Probably the one thing libertarians are right about, illustrated by Prohibition and the subsequent drug war as it evolved, is that any power relegated to the government tends to expand and is difficult to take away – and therefore caution should always be exercised handing power to governments. But it might make sense to try institutional reforms that oppose that tendency, rather than vastly oversimplifying the real issues and seeking to “make government small enough to drown in a bathtub” as Grover Norquist says. Is our current government big enough to destabilize whole regions but somehow still too small to prevent one city from drowning? No. It’s not about the size of the government, it’s about the accountability of those who run it – about checks and balances, and the failures thereof.
Libertarians are good about pointing out the failures of governments, not as good about pointing out the individual responsibility of policy makers (and voters for that matter) for the failures of government, and are absolute shite about suggesting reasonable, workable solutions to any given problem.
G depends on which strain you talk about libertarians are not monolithic,Hary Brown takes the pure Rand line of no goverment other than defence or law enforcement,Boortz on the other hand argues for 5% reduction over each 4 year cycle and also does offer soloutions to problems i.e.he is happy to spent tax payer money to treat drug adicts instead of the drug war. Don I was aware that I picked the most glaring example of goverment insanity but there are many others,I agree in general terms that libertarianism is over simplistic but that dosnt mean that many of their ideas have a lot of merrit.

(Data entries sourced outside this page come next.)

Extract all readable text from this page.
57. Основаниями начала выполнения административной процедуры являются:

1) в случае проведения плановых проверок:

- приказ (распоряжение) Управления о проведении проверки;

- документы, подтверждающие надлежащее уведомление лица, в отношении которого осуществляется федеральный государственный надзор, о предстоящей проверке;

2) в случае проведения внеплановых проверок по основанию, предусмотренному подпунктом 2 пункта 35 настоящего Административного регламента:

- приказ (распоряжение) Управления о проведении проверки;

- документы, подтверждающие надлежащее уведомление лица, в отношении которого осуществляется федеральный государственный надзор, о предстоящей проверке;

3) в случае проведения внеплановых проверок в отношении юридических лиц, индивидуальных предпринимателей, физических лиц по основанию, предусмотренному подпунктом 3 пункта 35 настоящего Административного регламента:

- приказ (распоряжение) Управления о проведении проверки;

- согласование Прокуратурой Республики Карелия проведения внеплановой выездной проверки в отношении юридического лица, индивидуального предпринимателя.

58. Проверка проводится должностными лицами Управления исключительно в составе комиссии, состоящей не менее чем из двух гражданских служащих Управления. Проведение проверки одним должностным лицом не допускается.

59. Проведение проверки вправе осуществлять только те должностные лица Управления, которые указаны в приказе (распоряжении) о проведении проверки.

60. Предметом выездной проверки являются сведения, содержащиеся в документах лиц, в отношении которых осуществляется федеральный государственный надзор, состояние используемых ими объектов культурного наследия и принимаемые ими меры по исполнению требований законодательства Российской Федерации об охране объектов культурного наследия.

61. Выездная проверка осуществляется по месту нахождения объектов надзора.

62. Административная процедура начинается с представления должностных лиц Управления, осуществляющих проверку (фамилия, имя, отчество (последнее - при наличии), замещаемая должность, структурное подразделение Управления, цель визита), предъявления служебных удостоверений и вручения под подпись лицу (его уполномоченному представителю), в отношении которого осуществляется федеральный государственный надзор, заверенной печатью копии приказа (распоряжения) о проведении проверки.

I’ll give you that, Richard. I was most definitely (and intentionally) speaking in general terms. Specific libertarians on specific issues can make substantial positive contributions to public debate, and generally just have good ideas: But I do think that the hyper-individualistic libertarian way of looking at the world has a very strong tendency to embrace rather than oppose the blindness of privilege I’ve been talking about. Just as, on the flip side, more communitarian ways of thinking can be too quick to gloss over important individual differences and individual rights. (There’s a dynamic tension that doesn’t go away!)
Even in areas where the relevance of privilege may not be immediately obvious, it is still very much an exception rather than the rule for a libertarian either (1) recognize social causes in any sensible way, (2) impose the same “holding people personally responsible for their actions” judgments on those with power that they do those without, or (3) offer plausible solutions to any given government failure they criticize. Some libertarians do the opposite at least some of the time – but when they do, they seem to be bucking a very strong trend. After all, that lunatic Harry Browne, and the even loonier Lyndon Larouche before him – neither of whom I’ve ever heard say anything sensible – were official Libertarian Party candidates for President. Boortz merely has a radio show – the popularity of which depends at least partly on listeners NOT agreeing with him much of the time. This (as well as my real-life and online encounters with libertarians) leads me to believe that the Randian-type nutjobs are more representative of libertarians generally than the often-thoughtful Boortz is – sadly.
You are probably right about the wack jobs being the majority,but Boortz seems quite efective at getting his strains ideas into the mainstream,for example he has recently co written a book on sensible and possible tax reform that is gaining widespread support.